Sin el dramatismo chamánico de la maldición vudú, y desde el punto de vista psicosocial, millones de seres humanos se ven afectados, sin darse cuenta, por el impacto profundo y pernicioso que causa el abandono emocional. Ejemplos de este fenómeno que nada tiene de mágico y todo de psicológico es el deterioro del organismo del anciano que es relegado, ignorado, desinvitado de la fiesta de la vida precisamente por su senilidad o sus limitaciones físicas. De esto mismo se tratan tantos casos en los que el anciano enfermo se deja morir cuando sus familiares ya no lo visitan el hospital o en el hogar en el que, justamente, se lo ha abandonado a su suerte, como diciéndole sin palabras: “ya es hora de que te vayas; eres más un estorbo que otra cosa”. Y esta conexión de sistemas psicofísicos que llamamos “personalidad” obedece a estos mensajes tanto o más poderosos que la maldición que el brujo africano o haitiano ha arrojado sobre su víctima. Seguir viviendo sin la aceptación, en interés, el cariño de nuestros seres queridos se transforma en una tarea monumental, especialmente para quienes han estado acostumbrados a recibir estas dosis vitales de atención y afecto que son tan imprescindibles como el aire que respiramos y que cuando se extinguen, acaban también con el deseo de vivir. Por eso no canso de repetir que prestar atención es dar afecto; o como decía el filósofo Max Weber: “Vivir es convivir” y los existencialistas: “el ser es un ser-en-el-mundo”.

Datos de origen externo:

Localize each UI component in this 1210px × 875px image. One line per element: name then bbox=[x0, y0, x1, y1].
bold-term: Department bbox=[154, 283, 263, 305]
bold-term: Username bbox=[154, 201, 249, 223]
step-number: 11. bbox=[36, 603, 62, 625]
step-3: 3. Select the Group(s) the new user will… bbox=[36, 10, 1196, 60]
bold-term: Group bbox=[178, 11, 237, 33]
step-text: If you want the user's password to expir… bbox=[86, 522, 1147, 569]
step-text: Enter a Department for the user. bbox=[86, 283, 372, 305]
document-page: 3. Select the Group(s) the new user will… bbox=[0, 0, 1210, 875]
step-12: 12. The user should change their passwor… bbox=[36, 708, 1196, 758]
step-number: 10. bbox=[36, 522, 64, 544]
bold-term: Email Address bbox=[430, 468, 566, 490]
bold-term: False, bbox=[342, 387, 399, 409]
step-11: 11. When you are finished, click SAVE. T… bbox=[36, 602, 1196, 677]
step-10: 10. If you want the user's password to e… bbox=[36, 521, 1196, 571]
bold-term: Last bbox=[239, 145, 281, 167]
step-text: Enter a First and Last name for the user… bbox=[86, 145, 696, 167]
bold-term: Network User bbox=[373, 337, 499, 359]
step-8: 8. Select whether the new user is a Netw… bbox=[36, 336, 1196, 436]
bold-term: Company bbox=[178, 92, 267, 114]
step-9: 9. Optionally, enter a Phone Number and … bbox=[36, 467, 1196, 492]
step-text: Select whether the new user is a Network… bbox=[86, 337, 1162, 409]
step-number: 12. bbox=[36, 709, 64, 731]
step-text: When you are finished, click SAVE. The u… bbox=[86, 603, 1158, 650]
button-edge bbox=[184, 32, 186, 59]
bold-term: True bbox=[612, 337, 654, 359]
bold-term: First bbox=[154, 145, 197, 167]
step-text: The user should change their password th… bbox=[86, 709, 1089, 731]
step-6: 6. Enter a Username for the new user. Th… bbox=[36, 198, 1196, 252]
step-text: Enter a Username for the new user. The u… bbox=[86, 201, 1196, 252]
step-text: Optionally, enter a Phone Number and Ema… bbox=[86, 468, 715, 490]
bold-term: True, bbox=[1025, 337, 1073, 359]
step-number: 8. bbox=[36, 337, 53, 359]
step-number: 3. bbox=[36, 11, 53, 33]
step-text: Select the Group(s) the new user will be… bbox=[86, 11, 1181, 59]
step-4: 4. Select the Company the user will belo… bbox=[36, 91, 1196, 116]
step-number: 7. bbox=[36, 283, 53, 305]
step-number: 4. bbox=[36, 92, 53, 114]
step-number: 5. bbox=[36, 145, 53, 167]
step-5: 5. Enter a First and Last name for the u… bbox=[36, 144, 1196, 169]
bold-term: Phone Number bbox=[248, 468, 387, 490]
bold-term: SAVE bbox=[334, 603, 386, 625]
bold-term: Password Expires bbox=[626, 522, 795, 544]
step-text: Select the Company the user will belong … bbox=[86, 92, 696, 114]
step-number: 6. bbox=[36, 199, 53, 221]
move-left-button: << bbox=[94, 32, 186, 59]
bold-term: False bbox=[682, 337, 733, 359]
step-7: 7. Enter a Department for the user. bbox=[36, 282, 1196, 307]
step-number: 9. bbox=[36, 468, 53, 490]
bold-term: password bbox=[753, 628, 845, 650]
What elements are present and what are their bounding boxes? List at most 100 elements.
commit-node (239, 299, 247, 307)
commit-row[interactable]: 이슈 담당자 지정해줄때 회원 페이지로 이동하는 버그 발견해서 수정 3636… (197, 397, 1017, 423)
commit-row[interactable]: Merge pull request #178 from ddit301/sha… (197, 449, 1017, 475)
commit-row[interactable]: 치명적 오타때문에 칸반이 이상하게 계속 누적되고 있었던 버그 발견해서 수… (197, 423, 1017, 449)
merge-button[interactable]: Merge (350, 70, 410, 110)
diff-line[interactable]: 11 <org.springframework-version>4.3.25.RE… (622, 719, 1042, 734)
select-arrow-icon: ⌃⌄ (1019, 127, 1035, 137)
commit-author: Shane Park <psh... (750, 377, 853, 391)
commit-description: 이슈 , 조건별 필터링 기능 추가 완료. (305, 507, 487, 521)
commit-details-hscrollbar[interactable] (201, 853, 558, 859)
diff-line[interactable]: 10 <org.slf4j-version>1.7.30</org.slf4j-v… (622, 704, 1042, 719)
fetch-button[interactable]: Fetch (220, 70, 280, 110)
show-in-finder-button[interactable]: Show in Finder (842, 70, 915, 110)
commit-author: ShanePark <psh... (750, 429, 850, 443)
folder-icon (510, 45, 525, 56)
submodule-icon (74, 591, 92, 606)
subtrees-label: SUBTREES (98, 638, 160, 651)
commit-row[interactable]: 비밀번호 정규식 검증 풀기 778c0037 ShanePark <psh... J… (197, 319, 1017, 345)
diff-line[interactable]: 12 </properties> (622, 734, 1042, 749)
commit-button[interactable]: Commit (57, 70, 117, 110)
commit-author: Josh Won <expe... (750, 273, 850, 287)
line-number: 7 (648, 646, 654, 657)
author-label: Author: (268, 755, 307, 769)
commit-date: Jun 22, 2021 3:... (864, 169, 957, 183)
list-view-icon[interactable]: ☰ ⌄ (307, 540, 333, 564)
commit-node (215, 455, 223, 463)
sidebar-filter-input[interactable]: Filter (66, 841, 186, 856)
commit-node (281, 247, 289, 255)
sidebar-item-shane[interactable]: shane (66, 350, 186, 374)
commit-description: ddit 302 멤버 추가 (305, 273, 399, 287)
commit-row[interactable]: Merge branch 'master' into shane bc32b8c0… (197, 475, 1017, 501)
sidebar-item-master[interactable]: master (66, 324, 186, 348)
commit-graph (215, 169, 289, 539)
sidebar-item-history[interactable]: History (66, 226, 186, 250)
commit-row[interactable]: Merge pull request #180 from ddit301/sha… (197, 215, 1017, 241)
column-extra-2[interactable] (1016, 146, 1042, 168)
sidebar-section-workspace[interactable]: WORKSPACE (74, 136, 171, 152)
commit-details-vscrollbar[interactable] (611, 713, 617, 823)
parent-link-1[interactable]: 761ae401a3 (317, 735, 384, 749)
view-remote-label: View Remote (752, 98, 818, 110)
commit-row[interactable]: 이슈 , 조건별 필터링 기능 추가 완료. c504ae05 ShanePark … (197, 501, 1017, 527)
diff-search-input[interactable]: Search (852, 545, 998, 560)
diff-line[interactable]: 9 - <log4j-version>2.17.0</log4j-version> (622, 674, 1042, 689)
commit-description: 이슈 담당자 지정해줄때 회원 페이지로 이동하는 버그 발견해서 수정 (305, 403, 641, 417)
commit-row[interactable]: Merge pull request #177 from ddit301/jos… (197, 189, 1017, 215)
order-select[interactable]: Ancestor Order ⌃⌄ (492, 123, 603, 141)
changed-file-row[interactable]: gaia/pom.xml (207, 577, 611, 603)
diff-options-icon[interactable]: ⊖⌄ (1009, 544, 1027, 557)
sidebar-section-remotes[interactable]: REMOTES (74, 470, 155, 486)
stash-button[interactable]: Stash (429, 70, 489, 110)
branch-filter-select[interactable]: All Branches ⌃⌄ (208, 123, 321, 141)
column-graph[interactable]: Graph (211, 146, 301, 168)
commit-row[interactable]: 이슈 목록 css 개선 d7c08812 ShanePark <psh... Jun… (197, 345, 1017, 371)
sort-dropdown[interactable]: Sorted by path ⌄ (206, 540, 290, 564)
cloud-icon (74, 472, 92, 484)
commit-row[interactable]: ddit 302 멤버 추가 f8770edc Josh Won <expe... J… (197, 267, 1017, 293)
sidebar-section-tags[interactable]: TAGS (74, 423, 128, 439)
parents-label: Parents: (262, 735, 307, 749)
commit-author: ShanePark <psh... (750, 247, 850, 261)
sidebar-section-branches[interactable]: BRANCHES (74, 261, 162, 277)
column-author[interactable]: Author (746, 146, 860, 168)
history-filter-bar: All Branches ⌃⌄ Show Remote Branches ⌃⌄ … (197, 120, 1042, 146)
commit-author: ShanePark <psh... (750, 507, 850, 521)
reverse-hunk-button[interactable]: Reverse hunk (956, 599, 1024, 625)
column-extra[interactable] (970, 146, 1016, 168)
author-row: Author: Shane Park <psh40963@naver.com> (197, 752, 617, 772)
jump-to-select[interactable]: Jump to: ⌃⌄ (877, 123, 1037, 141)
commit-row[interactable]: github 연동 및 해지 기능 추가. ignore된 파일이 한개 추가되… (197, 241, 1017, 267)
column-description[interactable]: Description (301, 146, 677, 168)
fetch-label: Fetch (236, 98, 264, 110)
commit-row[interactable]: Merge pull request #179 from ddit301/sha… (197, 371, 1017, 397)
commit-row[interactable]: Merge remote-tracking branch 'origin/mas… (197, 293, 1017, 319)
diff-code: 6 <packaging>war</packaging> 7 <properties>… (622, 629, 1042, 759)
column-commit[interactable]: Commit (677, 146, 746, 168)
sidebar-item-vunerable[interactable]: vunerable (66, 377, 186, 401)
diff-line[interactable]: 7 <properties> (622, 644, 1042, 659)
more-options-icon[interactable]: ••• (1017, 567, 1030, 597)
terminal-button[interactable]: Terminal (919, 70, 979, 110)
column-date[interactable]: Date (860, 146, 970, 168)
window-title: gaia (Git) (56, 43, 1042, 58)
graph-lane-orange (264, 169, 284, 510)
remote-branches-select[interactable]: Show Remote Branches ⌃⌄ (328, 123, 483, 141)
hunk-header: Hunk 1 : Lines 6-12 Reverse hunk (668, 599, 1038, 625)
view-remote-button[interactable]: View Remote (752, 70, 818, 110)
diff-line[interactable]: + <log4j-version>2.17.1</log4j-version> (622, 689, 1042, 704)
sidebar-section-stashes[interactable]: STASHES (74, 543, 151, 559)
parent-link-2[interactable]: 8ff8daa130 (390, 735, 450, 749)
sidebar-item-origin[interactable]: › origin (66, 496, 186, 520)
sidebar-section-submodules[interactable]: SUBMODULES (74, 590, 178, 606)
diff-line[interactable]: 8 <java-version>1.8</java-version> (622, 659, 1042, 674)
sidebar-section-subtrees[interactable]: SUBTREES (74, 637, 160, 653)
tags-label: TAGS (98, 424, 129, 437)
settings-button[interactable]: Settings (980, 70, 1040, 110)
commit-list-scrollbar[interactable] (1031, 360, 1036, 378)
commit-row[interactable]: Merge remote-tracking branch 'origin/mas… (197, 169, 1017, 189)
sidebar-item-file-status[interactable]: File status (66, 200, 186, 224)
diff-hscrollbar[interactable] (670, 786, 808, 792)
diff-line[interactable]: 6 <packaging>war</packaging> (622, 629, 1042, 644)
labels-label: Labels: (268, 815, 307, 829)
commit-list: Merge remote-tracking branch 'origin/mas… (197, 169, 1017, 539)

Nadie vive solitariamente al menos de modo permanente y sin dañar la estructura y fisiología de la personalidad hasta la patología profunda o la muerte. Para el existencialismo, existir es estar en el mundo y relacionarse con las cosas circundantes y con otros seres. Pero no se trata simplemente de estar entre las cosas, de ser-en-el-mundo, sino de dirigirse hacia ellas e interaccionar con ellas. Esta actitud vital los existencialistas la denominan trascendencia, es decir, salir de la propia conciencia para dirigirse hacia el mundo y vincularse con él. El hombre está entre las otras cosas y se emparenta de una manera activa, cuida las cosas, se ocupa de ellas, desarrolla un conjunto de relaciones vinculantes entre sí y respecto al hombre. Así se constituye ese espacio humano del mundo y en-el-mundo, sostenido en soportes afectivos que lo hacen posible, que lo hacen vivo: afecto, solidaridad, atención hacia el otro, sentir que nos importan y que les importamos.

Lo mismo advierto en el caso de tantos jóvenes cuyos padres, por ignorancia, por ambición desmedida, o porque repiten la orfandad de afectos que han heredado de sus progenitores, se desvinculan de sus hijos excepto en brindarles techo y comida, pero con ausencias afectivas tan hondas y dolorosas que esos jóvenes se entregan a toda clase de recursos para llamarles la atención, por ejemplo, cayendo en accidentes impensados, en el uso de drogas y alcohol, en conductas que tratan de romper con desesperación ese muro invisible que lee: “tú no me importas demasiado”, clamando por la presencia de ese padre o madre ausentes, agonía que puede acabar con sus vidas en un tris… Cuando pensamos que estas brujerías y maldiciones no existen en nuestras sociedades modernas nos equivocamos meridianamente. El abandono emocional es tan real y poderoso como en aquéllas, aunque la falta de un folklore plagado de diosas y dioses macabros, de un panteón ornado de velas, sables y osamentas que hacen una referencia casi infantil a su supuesto poder, torna menos evidente la misma patología, ya sin rituales.

*Juan Carlos Dumas es psicoterapeuta, escritor y profesor universitario de postgrado. Consultor en Salud Mental para la Secretaría de Salud y Servicios Humanos, preside el Comité de Asesoramiento en Salud de North Manhattan y el Centro Hispano de Salud Mental en Jackson Heights, Queens.